The objectives of the review are:

  • Improving the speed of return of client assets following the insolvency of an investment firm;
  • Reducing the market impact of an insolvency of an investment firm that holds client assets; and
  • Achieving a greater return of client assets to clients following an insolvency of an investment firm.

The DP provides a number of examples of the rule changes the FSA is considering and welcomes responses to help maintain an appropriate regime for the UK.
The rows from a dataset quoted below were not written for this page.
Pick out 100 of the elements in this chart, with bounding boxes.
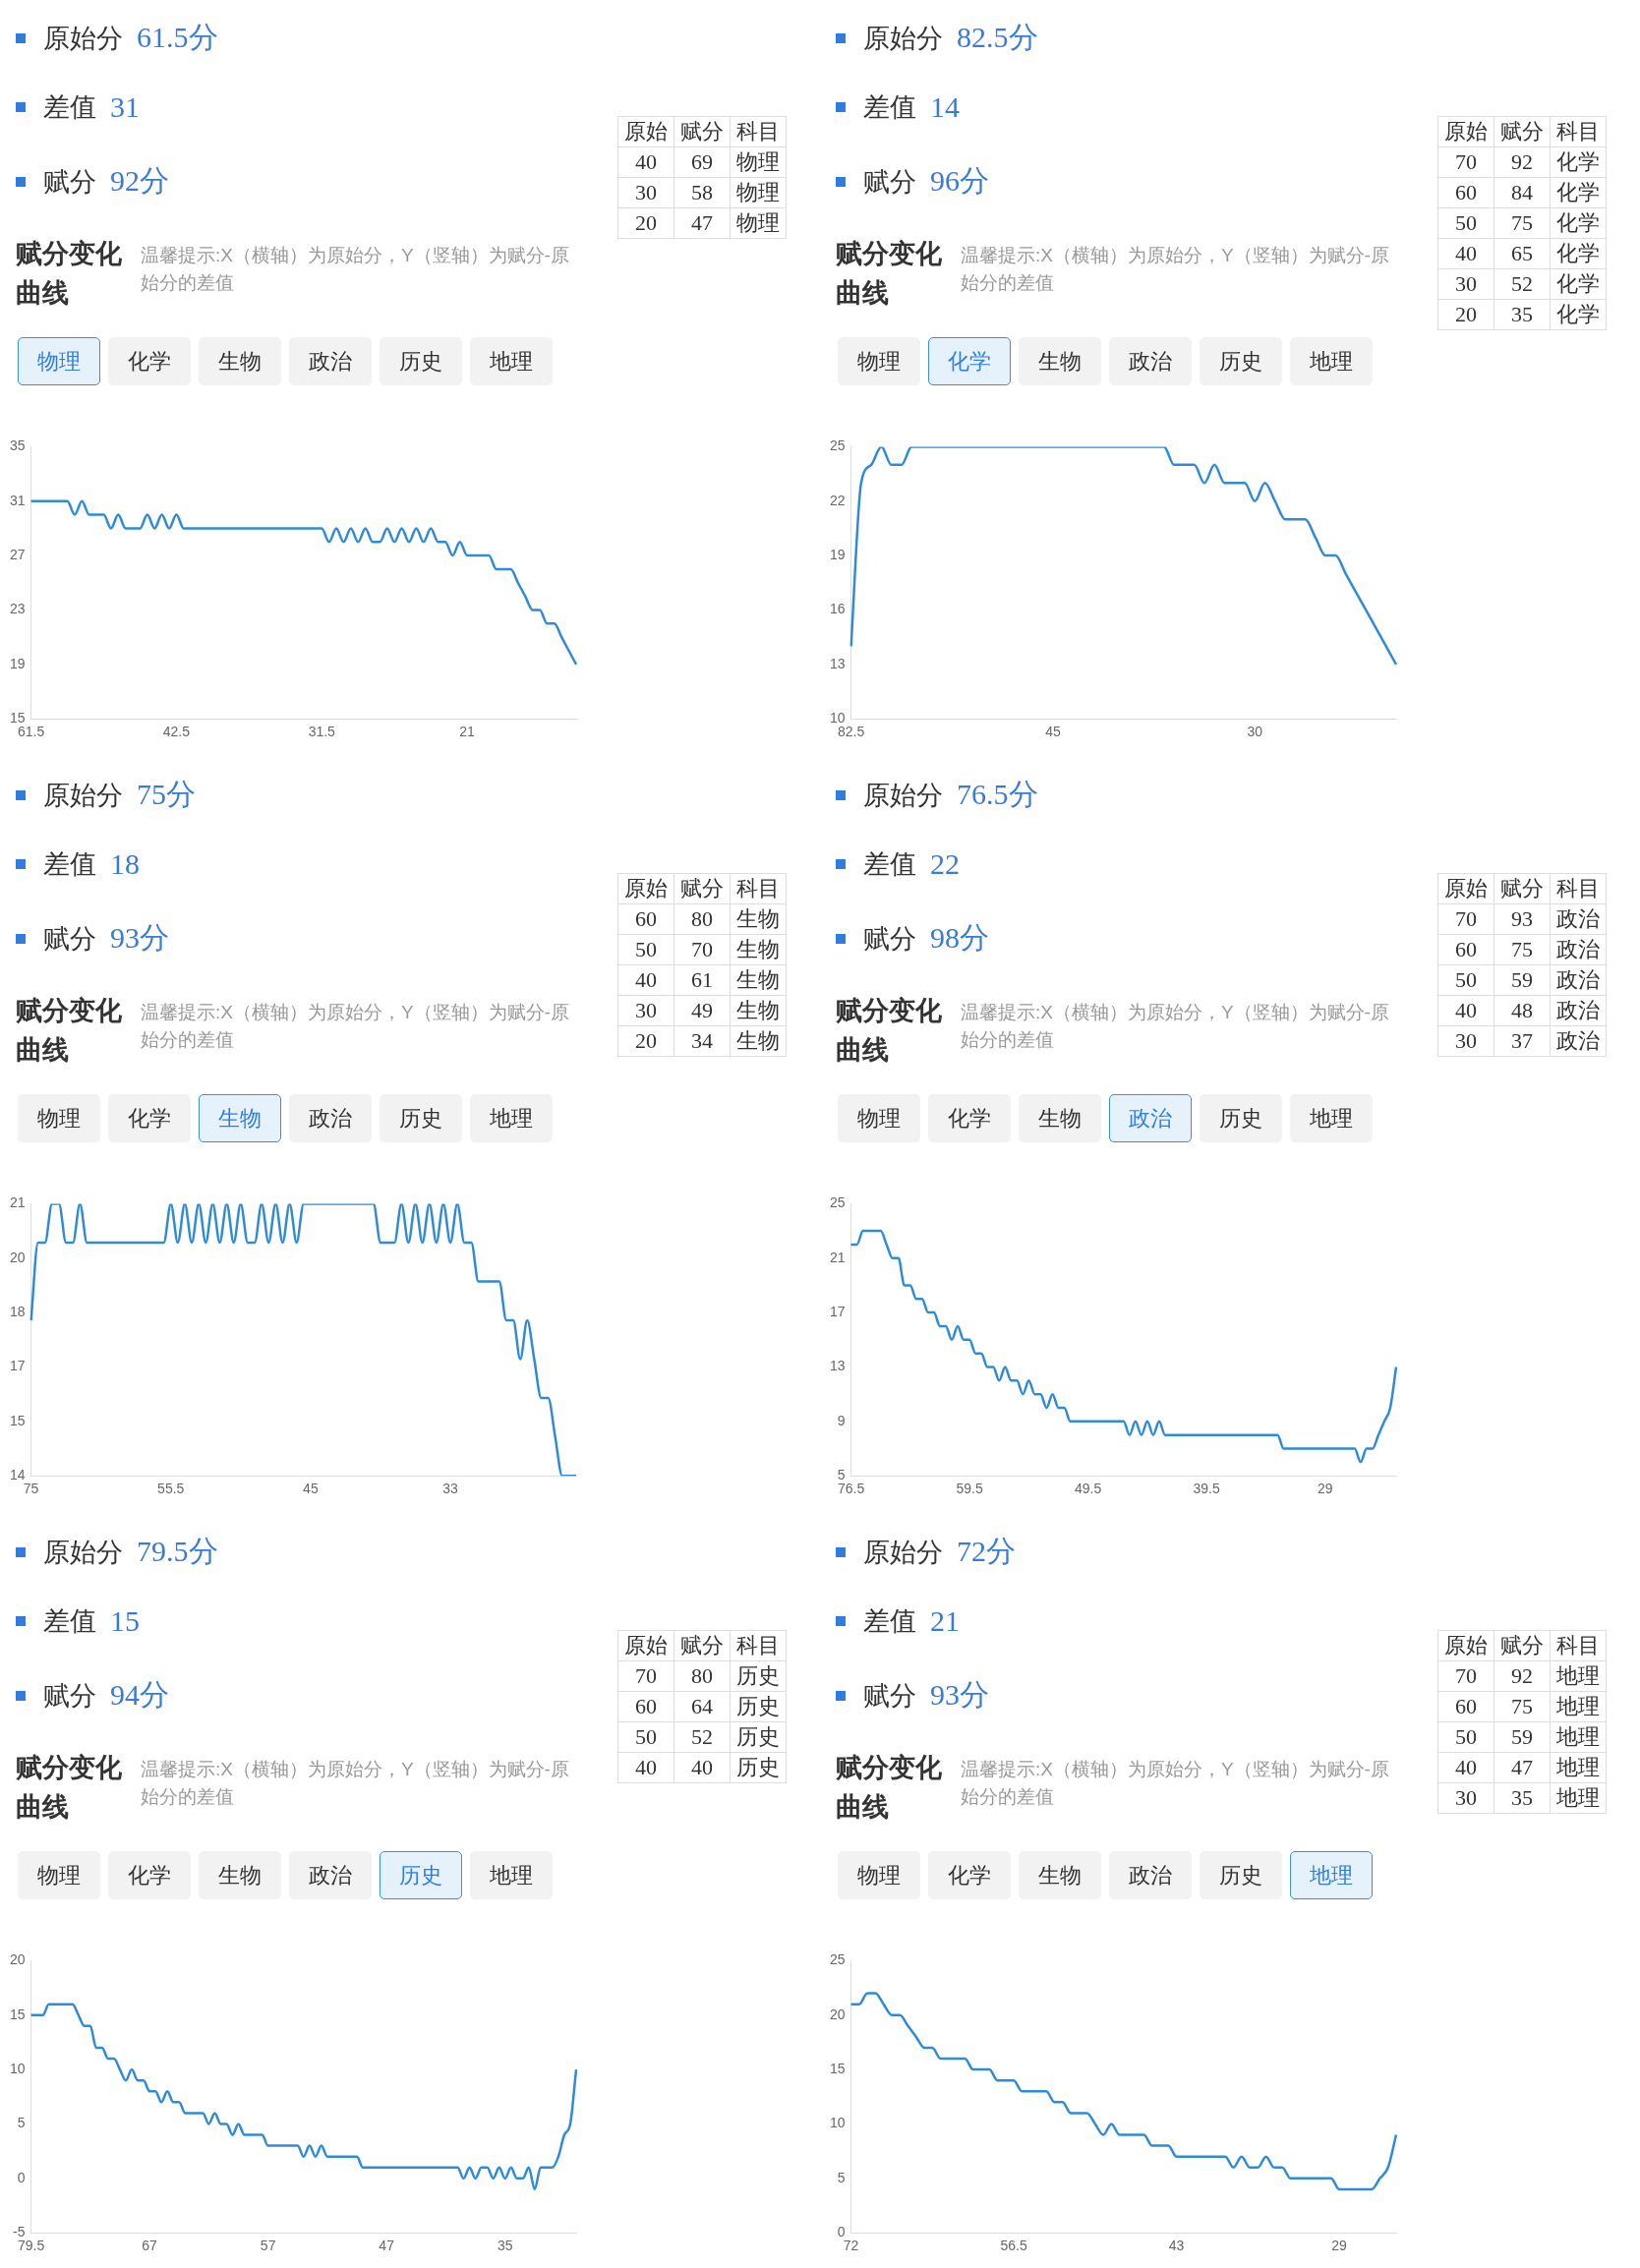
text: 原始 xyxy=(1437,1630,1494,1661)
y-tick-label: 22 xyxy=(829,492,846,508)
text: 18 xyxy=(110,847,140,881)
text: 化学 xyxy=(1550,207,1607,239)
text: 原始分 xyxy=(43,22,123,55)
text: 40 xyxy=(1437,995,1494,1026)
text: 化学 xyxy=(928,337,1011,385)
text: 化学 xyxy=(108,1851,191,1899)
y-tick-label: 16 xyxy=(829,601,846,617)
y-tick-label: 10 xyxy=(829,2115,846,2131)
y-tick-label: 15 xyxy=(9,710,26,727)
text: 60 xyxy=(1437,934,1494,965)
text: 历史 xyxy=(1200,337,1282,385)
text: 80 xyxy=(674,903,731,935)
text: 政治 xyxy=(1109,1851,1192,1899)
text: 96分 xyxy=(930,163,989,199)
text: 科目 xyxy=(1550,873,1607,904)
y-tick-label: 21 xyxy=(829,1249,846,1265)
text: 生物 xyxy=(1019,337,1101,385)
text: 生物 xyxy=(730,995,787,1026)
text: 化学 xyxy=(1550,177,1607,208)
text: 地理 xyxy=(470,337,553,385)
text: 科目 xyxy=(730,873,787,904)
text: 原始 xyxy=(1437,873,1494,904)
text: 原始 xyxy=(617,873,674,904)
x-tick-label: 75 xyxy=(23,1481,39,1497)
text: 赋分 xyxy=(43,1679,96,1713)
y-tick-label: 13 xyxy=(829,655,846,671)
x-tick-label: 57 xyxy=(260,2238,276,2254)
text: 40 xyxy=(1437,1752,1494,1783)
text: 40 xyxy=(674,1752,731,1783)
text: 地理 xyxy=(1550,1752,1607,1783)
text: 地理 xyxy=(1550,1691,1607,1722)
text: 物理 xyxy=(838,1094,920,1142)
text: 31 xyxy=(110,90,140,124)
text: 70 xyxy=(674,934,731,965)
text: 化学 xyxy=(1550,146,1607,178)
text: 化学 xyxy=(1550,299,1607,330)
text: 地理 xyxy=(1550,1660,1607,1692)
text: 75 xyxy=(1494,207,1551,239)
text: 赋分变化曲线 xyxy=(16,239,122,308)
text: 物理 xyxy=(838,337,920,385)
text: 化学 xyxy=(108,337,191,385)
x-tick-label: 29 xyxy=(1317,1481,1333,1497)
text: 物理 xyxy=(730,177,787,208)
text: 科目 xyxy=(730,116,787,147)
y-tick-label: 31 xyxy=(9,492,26,508)
text: 地理 xyxy=(1290,337,1373,385)
y-tick-label: 5 xyxy=(837,2169,846,2185)
y-tick-label: 25 xyxy=(829,1951,846,1968)
text: 温馨提示:X（横轴）为原始分，Y（竖轴）为赋分-原始分的差值 xyxy=(141,244,570,295)
text: 赋分 xyxy=(674,1630,731,1661)
text: 温馨提示:X（横轴）为原始分，Y（竖轴）为赋分-原始分的差值 xyxy=(961,1758,1390,1809)
y-tick-label: 23 xyxy=(9,601,26,617)
text: 61 xyxy=(674,964,731,996)
text: 原始 xyxy=(617,116,674,147)
text: 原始 xyxy=(1437,116,1494,147)
text: 政治 xyxy=(289,1851,372,1899)
text: 30 xyxy=(617,177,674,208)
text: 92 xyxy=(1494,1660,1551,1692)
text: 地理 xyxy=(1550,1782,1607,1814)
text: 35 xyxy=(1494,1782,1551,1814)
text: 75分 xyxy=(137,777,196,812)
line-series xyxy=(849,1992,1398,2191)
text: 化学 xyxy=(1550,238,1607,269)
text: 生物 xyxy=(730,934,787,965)
text: 20 xyxy=(1437,299,1494,330)
x-tick-label: 61.5 xyxy=(17,724,45,740)
line-series xyxy=(29,499,578,667)
y-tick-label: 19 xyxy=(9,655,26,671)
text: 历史 xyxy=(730,1691,787,1722)
text: 30 xyxy=(1437,1782,1494,1814)
x-tick-label: 29 xyxy=(1331,2238,1348,2254)
y-tick-label: 15 xyxy=(829,2060,846,2076)
line-series xyxy=(849,1229,1398,1464)
text: 35 xyxy=(1494,299,1551,330)
y-tick-label: -5 xyxy=(13,2224,26,2240)
y-tick-label: 20 xyxy=(9,1951,26,1968)
x-tick-label: 45 xyxy=(303,1481,319,1497)
text: 60 xyxy=(617,1691,674,1722)
text: 化学 xyxy=(928,1851,1011,1899)
text: 差值 xyxy=(43,848,96,881)
text: 40 xyxy=(617,146,674,178)
text: 原始分 xyxy=(43,779,123,812)
text: 物理 xyxy=(18,1094,100,1142)
text: 科目 xyxy=(730,1630,787,1661)
text: 30 xyxy=(617,995,674,1026)
line-series xyxy=(29,2003,578,2191)
line-series xyxy=(849,446,1398,667)
y-tick-label: 9 xyxy=(837,1412,846,1428)
text: 赋分 xyxy=(1494,873,1551,904)
text: 赋分 xyxy=(1494,1630,1551,1661)
x-tick-label: 35 xyxy=(497,2238,513,2254)
text: 历史 xyxy=(380,337,462,385)
x-tick-label: 39.5 xyxy=(1193,1481,1220,1497)
text: 52 xyxy=(674,1721,731,1753)
x-tick-label: 79.5 xyxy=(17,2238,45,2254)
text: 赋分 xyxy=(674,873,731,904)
text: 物理 xyxy=(18,337,100,385)
x-tick-label: 67 xyxy=(142,2238,158,2254)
Richard Sutcliffe, FSA’s client assets unit leader, said:

“The protection of client assets remains a key priority for the FSA and today’s proposals will go a long way to ensure confidence in UK markets is maintained. In addition to the changes required by EMIR the FSA proposals will lead to the most radical change in the client assets regime in over 20 years with the introduction of client money sub-pools that are designed to bring further safeguards to the industry. Furthermore, the fundamental review of our client assets regime also invites debate on the changes required following the lessons learned from ongoing insolvencies.”

Notes for editors

  1. The protection of client money and custody assets (client assets) is a regulatory priority. The FSA's response to the financial crisis and the issues it uncovered was to increase the level of resource devoted to the protection of client assets. The FSA established the Client Asset Unit, which led this work, to drive its specialist and intensive supervision of client assets and improve compliance with the aim of ensuring that firms have robust systems in place to ensure the swift return of client assets and money in the event of firm insolvency.
  2. The FSA client assets rules are built on a framework of primary and secondary legislation (including the relevant insolvency and company law). Some of the issues relating to the prompt return of client assets relate to the overall legislative insolvency framework. The government, in accordance with the Banking Act 2009, will review the regime created by the Investment Bank Special Administration Regulations 2011 (SAR), and is due to report to Parliament by February 2013.
  3. As recently confirmed in a recent HM Treasury consultation the government also intends to take the opportunity of the SAR review to look at broader issues arising from the MF Global Ltd special administration, in particular, the obstacles to the timely return of client assets to investors.
  4. Under EMIR, porting is when a clearing member firm becomes insolvent, the client transactions (also referred to as ‘positions’) it holds in client accounts at a central counterparty (CCP) and the margin supporting those transactions, may be transferred to another client account held by a back-up clearing member. This process is called ‘porting’ (‘port’ and ‘ported’ should be read accordingly). The margin may be client money.
  5. The consultation period closes on 16 October (Part I) and 30 November (Parts II and III). The FSA intends to publish a policy statement on Part I only in December, then a policy statement on Part II and further consultation (where applicable) on Part II in the first half of 2013.
  6. The FSA will be holding a Markets and Client Assets conference later this year. Interested parties can register their interest.
  7. The FSA regulates the financial services industry and has four objectives under the Financial Services and Markets Act 2000: maintaining market confidence; securing the appropriate degree of protection for consumers; fighting financial crime; and contributing to the protection and enhancement of the stability of the UK financial system.
  8. The FSA will be replaced by the Financial Conduct Authority and Prudential Regulation Authority in 2013. The Financial Services Bill currently undergoing parliamentary scrutiny is expected to receive Royal Assent by the end of 2012.